Allo stesso modo, molte persone faranno osservazioni spiacevoli e spiacevoli su di noi, mettendoci a disagio. Alcuni diranno che siamo ingrassati, che siamo invecchiati; alcuni ci criticheranno e giudicheranno per lo stile di vita che scegliamo; altri ci rimprovereranno per qualche azione che compiamo. Incredibilmente, anche se il nostro comportamento non li influenza in alcun modo.

Saremo messi alla prova, in vari momenti, da persone irascibili, nelle relazioni, al lavoro, a casa, a scuola o nella vita. Molti creano tempeste e, invece di cercare di uscirne, vogliono trascinare chi gli sta vicino sotto i loro fulmini e tuoni. Non se ne rendono conto, non si assumono mai la responsabilità di ciò che hanno causato, incolpando il mondo, facendo le vittime e diffondendo discordia ovunque si trovino.

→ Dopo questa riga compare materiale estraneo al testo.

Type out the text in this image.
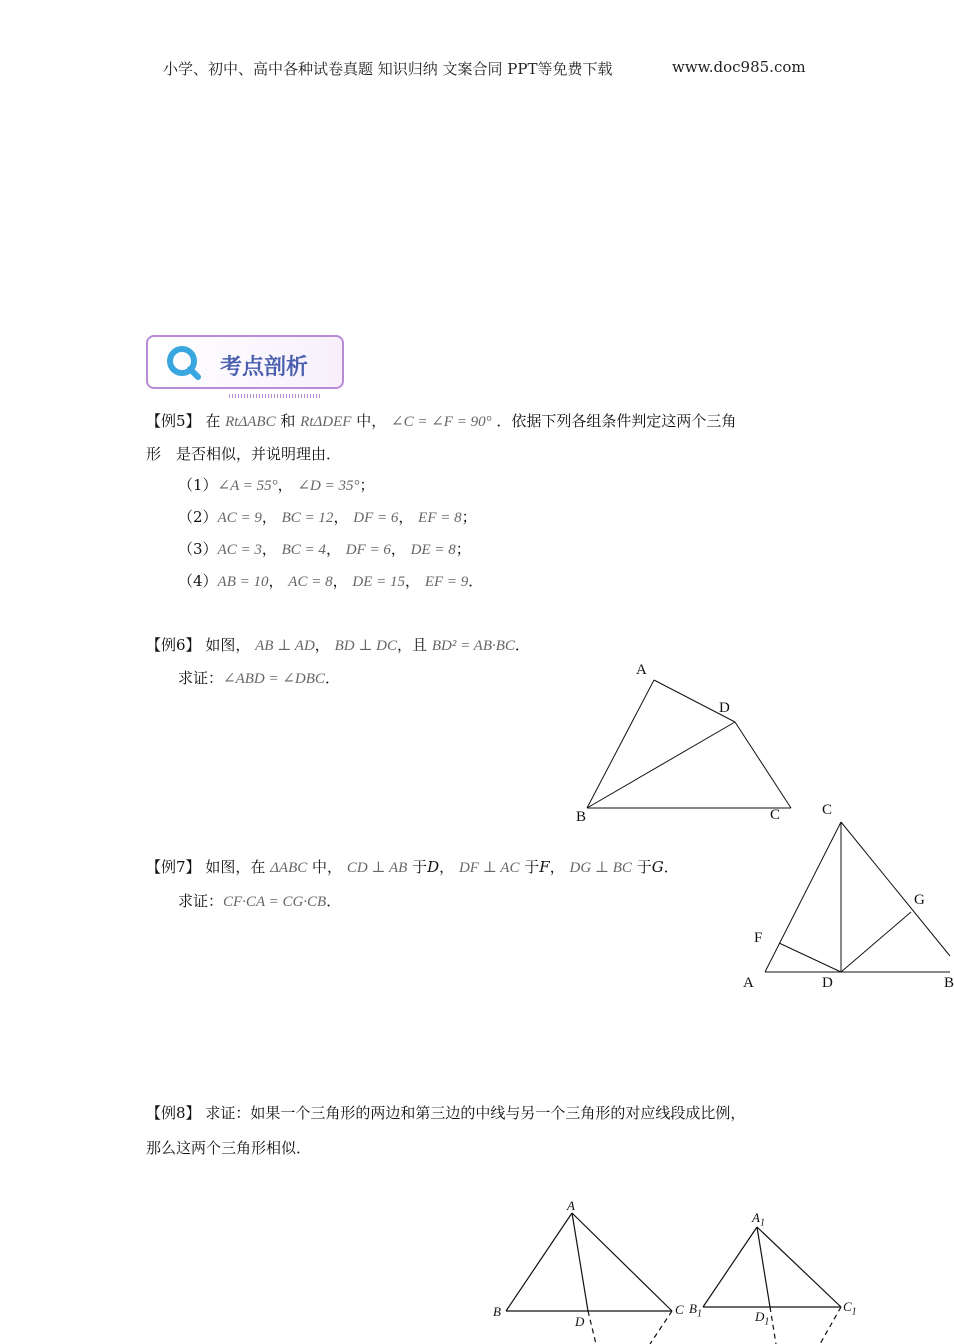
小学、初中、高中各种试卷真题 知识归纳 文案合同 PPT等免费下载	www.doc985.com
考点剖析
【例5】 在 RtΔABC 和 RtΔDEF 中， ∠C = ∠F = 90° ．依据下列各组条件判定这两个三角
形　是否相似，并说明理由．
（1）∠A = 55°， ∠D = 35°；
（2）AC = 9， BC = 12， DF = 6， EF = 8；
（3）AC = 3， BC = 4， DF = 6， DE = 8；
（4）AB = 10， AC = 8， DE = 15， EF = 9．
【例6】 如图， AB ⊥ AD， BD ⊥ DC，且 BD² = AB·BC．
求证：∠ABD = ∠DBC．	A
D
B	C
【例7】 如图，在 ΔABC 中， CD ⊥ AB 于D， DF ⊥ AC 于F， DG ⊥ BC 于G．
求证：CF·CA = CG·CB．
C
G
F
A	D	B
【例8】 求证：如果一个三角形的两边和第三边的中线与另一个三角形的对应线段成比例，
那么这两个三角形相似．
A
B	C
D
$A_1$
$B_1$
$C_1$
$D_1$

Starà a noi mantenere il controllo, l’equilibrio, per non lasciarci intrappolare nella malattia dell’altro, per non lasciarci travolgere da tempeste che non sono le nostre. Dovremo cercare di aiutare chi è pronto ad ascoltare, tuttavia, il silenzio sarà sempre la risposta migliore a chi si aspetta e anticipa la nostra perdita di pazienza, perché è così che neutralizziamo tutto il male che ci circonda. Questa è maturità e autoconservazione. È sopravvivenza.